While the melee that later ensues could, in theory, take place during a high-school show, it’s hard to imagine it actually happening the way it does here. As if to underline that, the people in the audience immediately become confused, wondering if what they’re watching is real or part of the play. In other words: Is this drama real, or is it just manufactured? If you’re the parent of a teen, or the teacher of teens, or any non-teen who regularly deals with teenagers, you probably ask yourself this question multiple times a day.

The friction between those extremes is especially relevant to what it’s like to be young in 2022, when some teens dump out their deepest feelings on TikTok or Instagram — or, perhaps, on stages at their high schools! — but keep them hidden from those nearest to them.

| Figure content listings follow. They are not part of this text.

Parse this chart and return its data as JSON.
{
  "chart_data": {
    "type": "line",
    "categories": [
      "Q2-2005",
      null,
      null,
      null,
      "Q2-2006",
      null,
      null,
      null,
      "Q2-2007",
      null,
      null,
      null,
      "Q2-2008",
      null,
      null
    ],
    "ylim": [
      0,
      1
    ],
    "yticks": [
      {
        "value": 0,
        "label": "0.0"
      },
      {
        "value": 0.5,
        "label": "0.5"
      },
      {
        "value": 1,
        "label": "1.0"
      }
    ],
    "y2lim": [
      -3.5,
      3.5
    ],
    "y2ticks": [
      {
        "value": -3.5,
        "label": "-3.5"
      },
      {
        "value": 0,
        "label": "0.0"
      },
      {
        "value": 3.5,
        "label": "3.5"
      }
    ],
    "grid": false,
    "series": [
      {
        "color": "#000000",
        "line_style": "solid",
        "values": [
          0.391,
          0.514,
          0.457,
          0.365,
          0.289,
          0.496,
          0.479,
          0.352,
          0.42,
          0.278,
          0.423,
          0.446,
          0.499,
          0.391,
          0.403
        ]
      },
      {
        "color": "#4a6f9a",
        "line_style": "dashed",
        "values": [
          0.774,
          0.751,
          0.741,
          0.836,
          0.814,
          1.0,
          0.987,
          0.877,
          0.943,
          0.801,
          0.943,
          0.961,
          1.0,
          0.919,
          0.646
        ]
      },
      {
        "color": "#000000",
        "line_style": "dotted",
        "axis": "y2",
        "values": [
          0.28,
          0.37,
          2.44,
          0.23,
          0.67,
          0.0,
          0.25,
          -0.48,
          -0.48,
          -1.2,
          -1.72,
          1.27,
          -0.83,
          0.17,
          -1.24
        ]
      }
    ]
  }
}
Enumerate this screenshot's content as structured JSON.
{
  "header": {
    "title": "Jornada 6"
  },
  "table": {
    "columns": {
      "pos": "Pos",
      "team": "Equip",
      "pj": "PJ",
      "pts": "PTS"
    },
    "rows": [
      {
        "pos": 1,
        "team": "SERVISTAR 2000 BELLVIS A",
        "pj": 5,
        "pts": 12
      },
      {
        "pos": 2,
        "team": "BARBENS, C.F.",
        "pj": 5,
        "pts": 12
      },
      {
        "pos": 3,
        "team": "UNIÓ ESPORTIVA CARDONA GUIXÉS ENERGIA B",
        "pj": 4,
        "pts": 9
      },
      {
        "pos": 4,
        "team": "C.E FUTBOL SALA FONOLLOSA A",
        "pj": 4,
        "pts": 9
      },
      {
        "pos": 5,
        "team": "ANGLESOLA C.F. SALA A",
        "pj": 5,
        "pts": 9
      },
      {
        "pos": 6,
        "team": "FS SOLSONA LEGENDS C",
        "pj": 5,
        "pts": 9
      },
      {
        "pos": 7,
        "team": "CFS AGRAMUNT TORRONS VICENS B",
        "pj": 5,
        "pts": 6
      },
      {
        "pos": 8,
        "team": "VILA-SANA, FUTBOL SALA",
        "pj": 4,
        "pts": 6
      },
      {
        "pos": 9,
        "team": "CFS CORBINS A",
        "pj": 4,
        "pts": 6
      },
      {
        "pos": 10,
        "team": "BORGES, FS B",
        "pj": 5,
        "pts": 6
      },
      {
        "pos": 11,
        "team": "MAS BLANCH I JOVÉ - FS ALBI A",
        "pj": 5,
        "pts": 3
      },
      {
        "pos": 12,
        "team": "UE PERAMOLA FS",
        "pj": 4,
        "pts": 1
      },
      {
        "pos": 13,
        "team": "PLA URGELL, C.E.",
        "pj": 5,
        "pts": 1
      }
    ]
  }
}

Sometimes people get closer to reality when they’re performing, and sometimes they’re just being performative, and it can be challenging to tell the difference even when you’re the performer. This episode of Euphoria lives within that friction, which, admittedly, can be frustrating to witness. Hey, you know what else is frustrating? Teenagers! (If we’re tagging ourselves in this episode, I’m Suze, shouting “Language!” while my two daughters are about to rip each other to shreds in front of a live audience.)

Does it matter if Our Life, an expression of Lexi’s pent-up feelings in theatrical form, reflects the truth about every life depicted within it? It certainly does to the people she is writing about, who may feel like Lexi’s observations are an inaccurate depiction of their experience, not to mention an invasion of their privacy. But for a teenager like Lexi, and for Euphoria as a series, the most important priority is to convey and provoke feeling.

Midway through the play, after the Cassie/Maddy slap fight, Lexi becomes completely distraught. She’s certain this whole project has been a disaster. Bobbi, her stage manager with the voice of a baby angel, disagrees. “It could be worse,” she says. “It could be boring. I mean, how many shows in the history of East Highland High have started a riot?” Bobbi is essentially saying that the messiness ultimately doesn’t matter, because people will remember the intensity of all that drama and how it made them feel, and that’s what is important. Is she talking about Our Life here, or is she talking about Euphoria? The lines, once again, are blurred.